Wednesday, October 5

A five-year-old girl dies after days stranded with 38 refugees on an islet between Turkey and Greece

A five-year-old refugee girl has died on an islet located in the Evros River, after being stranded for days with 38 migrants at this point, located between the border of Greece and Turkey, according to the Greek newspaper Efsyn and confirmed this Tuesday the Greek Migration Minister, Notis Mitarakis, through the testimonies of the survivors. The youngest, named Maria, suffered a scorpion sting.

The 38 rescued refugees, of Syrian and Palestinian nationality, remained since the beginning of August without water or medical attention on the islet until Monday they could be located on the Greek bank of the Evros river by the Greek authorities, according to the Police. These are 22 men, 9 women and seven minors.

Amid criticism of the Government of Athens for not acting, the Greek Migration Minister on Tuesday blamed Turkey for the situation suffered by the group of migrants who ended up stranded for days in the Evros River, and were rescued on Monday by the police. Helena, Mitarakis accused Turkey, from the reception center where the 35 Syrians and 3 rescued Palestinians were transferred today, of “pushing” the migrants towards an islet in the Evros River, the natural border between the two countries, and “pressuring them with the threat of violence to make them go to Greece”.

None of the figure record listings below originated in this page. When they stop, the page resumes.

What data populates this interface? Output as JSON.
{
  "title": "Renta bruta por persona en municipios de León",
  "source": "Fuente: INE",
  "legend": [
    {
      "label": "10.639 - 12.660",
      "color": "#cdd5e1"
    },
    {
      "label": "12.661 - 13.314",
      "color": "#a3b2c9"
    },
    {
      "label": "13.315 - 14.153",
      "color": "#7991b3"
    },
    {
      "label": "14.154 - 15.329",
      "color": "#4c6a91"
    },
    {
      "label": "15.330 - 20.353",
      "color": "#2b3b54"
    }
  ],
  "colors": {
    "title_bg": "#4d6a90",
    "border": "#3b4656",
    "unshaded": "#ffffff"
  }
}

The minister further pointed out that before that the Turkish authorities had arrested these migrants inside Turkey, and yet they did not give them the right to apply for international protection, but chose to act in this way. “We will go to the International Red Cross and Red Crescent so that his body can be found on the Turkish islet and buried with dignity by his family,” the minister said. According to Mitarakis, the migrants declared to the authorities that they entered Greek territory on Sunday, and after hiding for a day they made their location known through a mobile phone, and it was then that the Police mobilized and finally located them.

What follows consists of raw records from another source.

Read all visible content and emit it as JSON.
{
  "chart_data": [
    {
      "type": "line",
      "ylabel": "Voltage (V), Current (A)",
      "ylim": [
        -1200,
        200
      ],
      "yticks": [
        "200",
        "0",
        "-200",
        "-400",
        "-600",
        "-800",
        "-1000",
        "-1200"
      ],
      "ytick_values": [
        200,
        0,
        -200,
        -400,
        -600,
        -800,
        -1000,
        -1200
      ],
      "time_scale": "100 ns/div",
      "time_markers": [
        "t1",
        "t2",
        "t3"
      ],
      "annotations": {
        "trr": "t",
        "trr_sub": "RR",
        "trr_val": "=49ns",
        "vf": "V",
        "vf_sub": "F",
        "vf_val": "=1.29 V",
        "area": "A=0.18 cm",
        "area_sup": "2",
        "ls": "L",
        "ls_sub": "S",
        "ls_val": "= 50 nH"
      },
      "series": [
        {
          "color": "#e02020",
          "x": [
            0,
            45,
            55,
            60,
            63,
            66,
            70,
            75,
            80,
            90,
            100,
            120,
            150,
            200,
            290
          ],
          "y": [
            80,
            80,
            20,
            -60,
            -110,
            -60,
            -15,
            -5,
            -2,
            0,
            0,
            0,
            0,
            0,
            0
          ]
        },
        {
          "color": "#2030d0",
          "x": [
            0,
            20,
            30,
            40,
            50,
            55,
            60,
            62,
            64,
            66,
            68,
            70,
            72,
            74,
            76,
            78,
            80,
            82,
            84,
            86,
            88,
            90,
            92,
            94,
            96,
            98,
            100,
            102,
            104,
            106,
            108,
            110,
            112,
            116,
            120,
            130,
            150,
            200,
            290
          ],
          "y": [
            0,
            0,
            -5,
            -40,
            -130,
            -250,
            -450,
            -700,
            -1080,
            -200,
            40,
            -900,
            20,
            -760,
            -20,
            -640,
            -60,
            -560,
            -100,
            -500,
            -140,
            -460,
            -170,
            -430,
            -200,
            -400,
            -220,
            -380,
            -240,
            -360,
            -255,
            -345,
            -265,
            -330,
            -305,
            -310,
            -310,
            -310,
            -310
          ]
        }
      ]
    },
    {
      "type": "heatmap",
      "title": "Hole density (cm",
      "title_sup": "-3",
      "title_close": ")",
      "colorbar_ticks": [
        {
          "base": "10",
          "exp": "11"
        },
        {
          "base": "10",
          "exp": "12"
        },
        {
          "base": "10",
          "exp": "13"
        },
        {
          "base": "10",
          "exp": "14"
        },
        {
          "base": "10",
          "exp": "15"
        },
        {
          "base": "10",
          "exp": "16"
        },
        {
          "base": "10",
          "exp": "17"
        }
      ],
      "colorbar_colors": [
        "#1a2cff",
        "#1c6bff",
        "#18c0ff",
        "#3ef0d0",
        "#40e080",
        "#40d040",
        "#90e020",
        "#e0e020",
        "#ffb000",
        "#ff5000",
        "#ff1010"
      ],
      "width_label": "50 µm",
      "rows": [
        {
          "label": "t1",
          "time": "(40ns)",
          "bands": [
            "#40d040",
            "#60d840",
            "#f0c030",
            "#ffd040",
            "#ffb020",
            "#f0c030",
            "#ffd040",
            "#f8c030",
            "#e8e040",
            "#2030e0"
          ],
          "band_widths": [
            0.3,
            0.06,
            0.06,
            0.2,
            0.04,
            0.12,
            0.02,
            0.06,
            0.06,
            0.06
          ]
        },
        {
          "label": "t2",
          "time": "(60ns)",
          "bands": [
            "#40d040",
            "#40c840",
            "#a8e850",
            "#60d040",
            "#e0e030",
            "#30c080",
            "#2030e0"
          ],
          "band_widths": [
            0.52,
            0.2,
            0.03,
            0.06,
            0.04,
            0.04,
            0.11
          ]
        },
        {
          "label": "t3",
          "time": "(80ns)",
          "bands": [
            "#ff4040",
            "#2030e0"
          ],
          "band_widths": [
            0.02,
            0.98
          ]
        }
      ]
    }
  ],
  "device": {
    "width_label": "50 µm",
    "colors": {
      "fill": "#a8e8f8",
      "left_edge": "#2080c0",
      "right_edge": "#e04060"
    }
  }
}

However, the same migrants report to Efsyn that on July 26 they were forcibly returned to Turkey by the Greek authorities, and it was after this that the Turkish authorities forced them to once again try to cross the border into Greece, threatening them with deport them to Syria.

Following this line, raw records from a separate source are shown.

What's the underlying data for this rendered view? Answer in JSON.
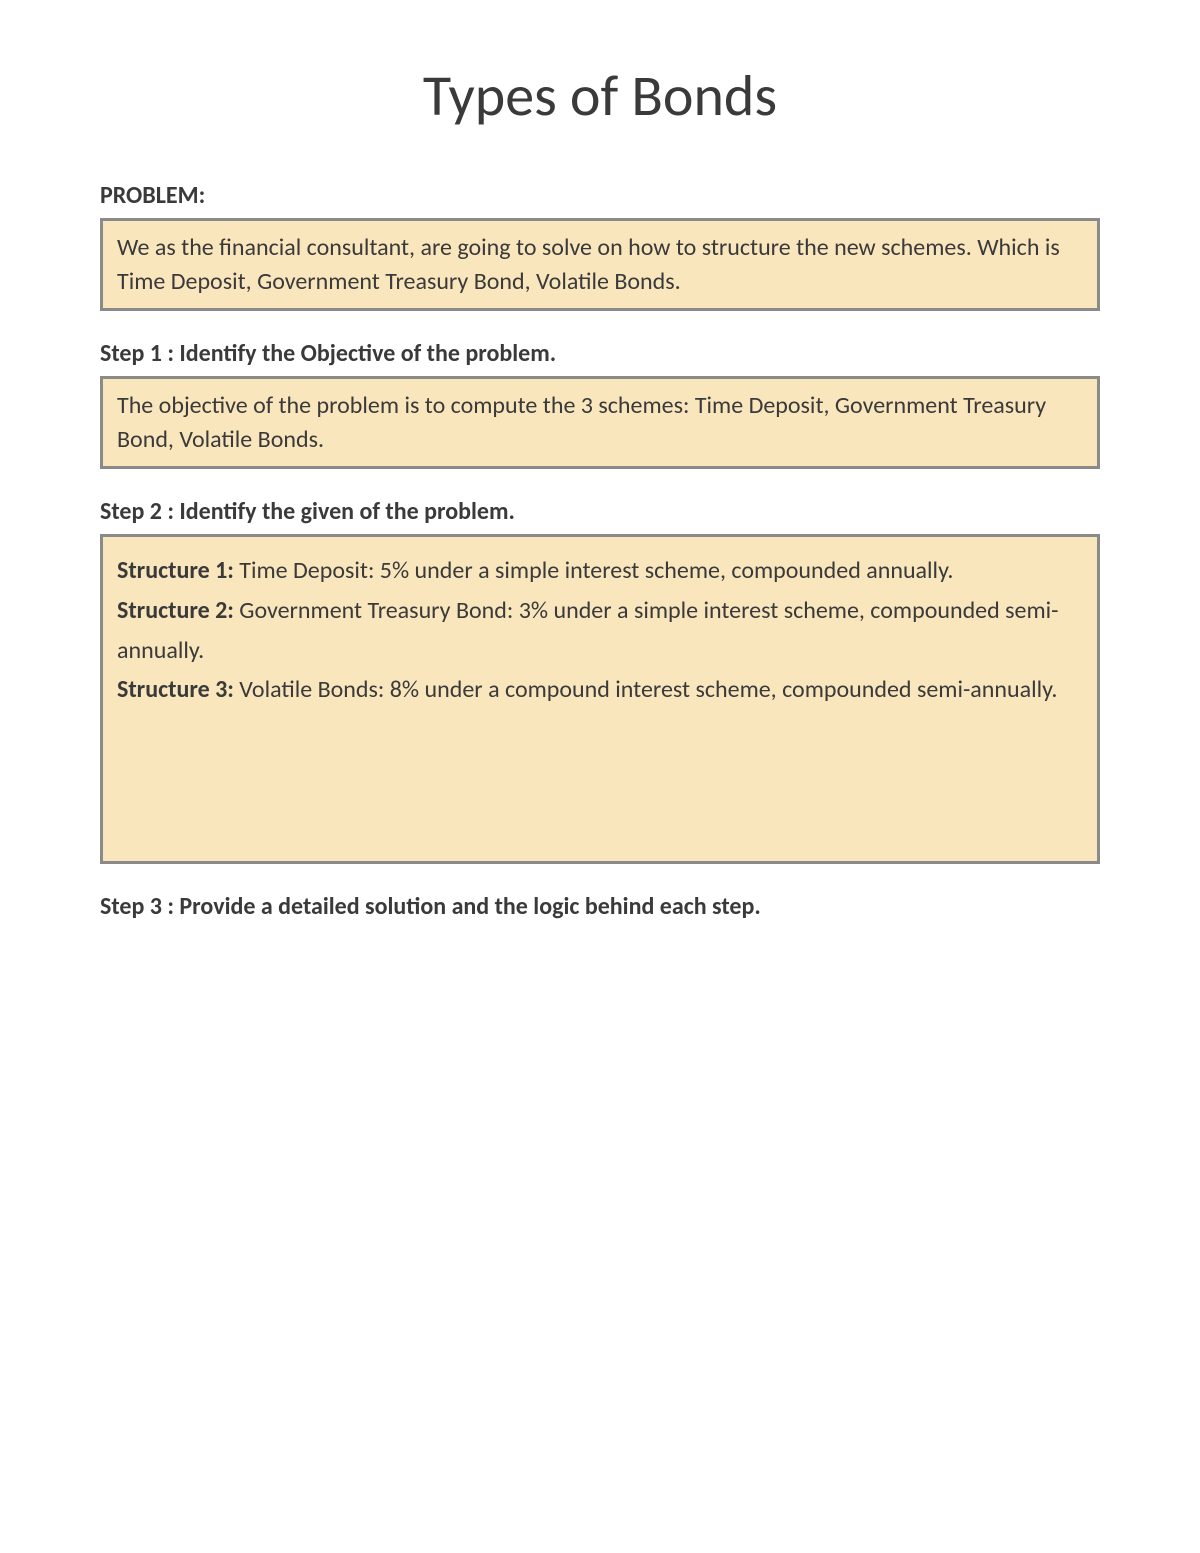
{
  "title": "Types of Bonds",
  "problem": {
    "heading": "PROBLEM:",
    "text": "We as the financial consultant, are going to solve on how to structure the new schemes.  Which is Time Deposit, Government Treasury Bond, Volatile Bonds."
  },
  "step1": {
    "heading": "Step 1 : Identify the Objective of the problem.",
    "text": "The objective of the problem is to compute the 3 schemes: Time Deposit, Government Treasury Bond, Volatile Bonds."
  },
  "step2": {
    "heading": "Step 2 : Identify the given of the problem.",
    "structures": {
      "s1_label": "Structure 1:",
      "s1_text": " Time Deposit: 5% under a simple interest scheme, compounded annually.",
      "s2_label": "Structure 2:",
      "s2_text": " Government Treasury Bond: 3% under a simple interest scheme, compounded semi-annually.",
      "s3_label": "Structure 3:",
      "s3_text": " Volatile Bonds: 8% under a compound interest scheme, compounded semi-annually."
    }
  },
  "step3": {
    "heading": "Step 3 : Provide a detailed solution and the logic behind each step."
  },
  "colors": {
    "box_bg": "#f9e6bd",
    "box_border": "#8a8a8a",
    "text": "#3a3a3a",
    "background": "#ffffff"
  },
  "typography": {
    "title_fontsize": 58,
    "heading_fontsize": 24,
    "body_fontsize": 24,
    "font_family": "Calibri"
  }
}
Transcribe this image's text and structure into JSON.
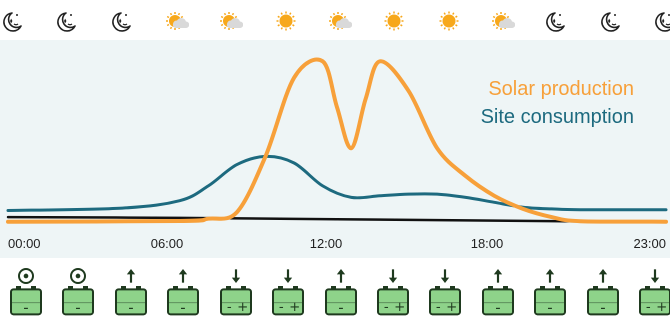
{
  "weather": {
    "icons": [
      "moon-icon",
      "moon-icon",
      "moon-icon",
      "partly-cloudy-icon",
      "partly-cloudy-icon",
      "sun-icon",
      "partly-cloudy-icon",
      "sun-icon",
      "sun-icon",
      "partly-cloudy-icon",
      "moon-icon",
      "moon-icon",
      "moon-icon"
    ]
  },
  "chart_data": {
    "type": "line",
    "series": [
      {
        "name": "Solar production",
        "color": "#f7a03a",
        "x": [
          "00:00",
          "06:00",
          "07:00",
          "08:00",
          "09:00",
          "10:00",
          "11:00",
          "11:30",
          "12:00",
          "12:30",
          "13:00",
          "14:00",
          "15:00",
          "16:00",
          "17:00",
          "18:00",
          "19:00",
          "20:00",
          "23:00"
        ],
        "values": [
          0.2,
          0.6,
          2.0,
          6,
          40,
          88,
          98,
          70,
          45,
          75,
          98,
          80,
          45,
          28,
          16,
          8,
          3,
          0.5,
          0.2
        ]
      },
      {
        "name": "Site consumption",
        "color": "#1d6a7f",
        "x": [
          "00:00",
          "04:00",
          "06:00",
          "07:00",
          "08:00",
          "09:00",
          "10:00",
          "11:00",
          "12:00",
          "13:00",
          "14:00",
          "15:00",
          "16:00",
          "17:00",
          "18:00",
          "19:00",
          "20:00",
          "23:00"
        ],
        "values": [
          7,
          8.5,
          13,
          22,
          35,
          40,
          36,
          22,
          15,
          16,
          17,
          17,
          15,
          12,
          9,
          8,
          7.5,
          7.5
        ]
      },
      {
        "name": "",
        "color": "#111111",
        "x": [
          "00:00",
          "06:00",
          "12:00",
          "18:00",
          "23:00"
        ],
        "values": [
          3,
          2.5,
          1.6,
          0.7,
          0
        ]
      }
    ],
    "legend": [
      "Solar production",
      "Site consumption"
    ],
    "legend_placement": "top-right",
    "x_ticks": [
      "00:00",
      "06:00",
      "12:00",
      "18:00",
      "23:00"
    ],
    "xlim": [
      "00:00",
      "23:00"
    ],
    "ylim": [
      0,
      100
    ],
    "grid": false,
    "background": "#eef5f6"
  },
  "battery": {
    "states": [
      "idle",
      "idle",
      "charge",
      "charge",
      "discharge",
      "discharge",
      "charge",
      "discharge",
      "discharge",
      "charge",
      "charge",
      "charge",
      "discharge"
    ],
    "icon": "battery-icon",
    "colors": {
      "fill": "#8ed38a",
      "outline": "#1f3a1f"
    }
  },
  "colors": {
    "sun": "#f7a81b",
    "moon": "#222222",
    "cloud": "#d9d9d9"
  }
}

The survivors are in good health, according to Mitarakis, and only one pregnant woman had to be preventively transferred to a hospital. Although the migrants were stranded on the islet for days, neither the Greek nor the Turkish authorities intervened until Monday, which provoked the reaction of the United Nations High Commissioner for Refugees (UNHCR) who, on Saturday, through a message on his official Twitter account, showed his “concern” about the refugees, and stressed that immediate action is essential.

Mitarakis then responded to the UNHCR and pointed out that the Greek government is also “extremely concerned” but that the islet where the migrants are is not in Greek territory, but in Turkish territory.

On Sunday afternoon, the minister stressed that the police carried out search operations “without finding any human presence on the islet.”

However, just a few hours later the migrants were located on the Greek bank of the river by the Hellenic authorities, where they were able to arrive using a boat, according to the Police.

The case has sparked numerous criticisms of the government from the main opposition party in Greece, the leftist Syriza, which wonders in a statement how exactly the “non-existent” migrants in the area have been found by the Greek authorities until Sunday.

Numerous such episodes have been repeated in the Evros River in recent months and the European Court of Human Rights regularly issues precautionary orders obliging Greece to provide migrants with water, food, medical care and immediate access to the asylum process. stranded on the islets. However, it is the first time that Mitarakis has traveled to the area to find out about his situation.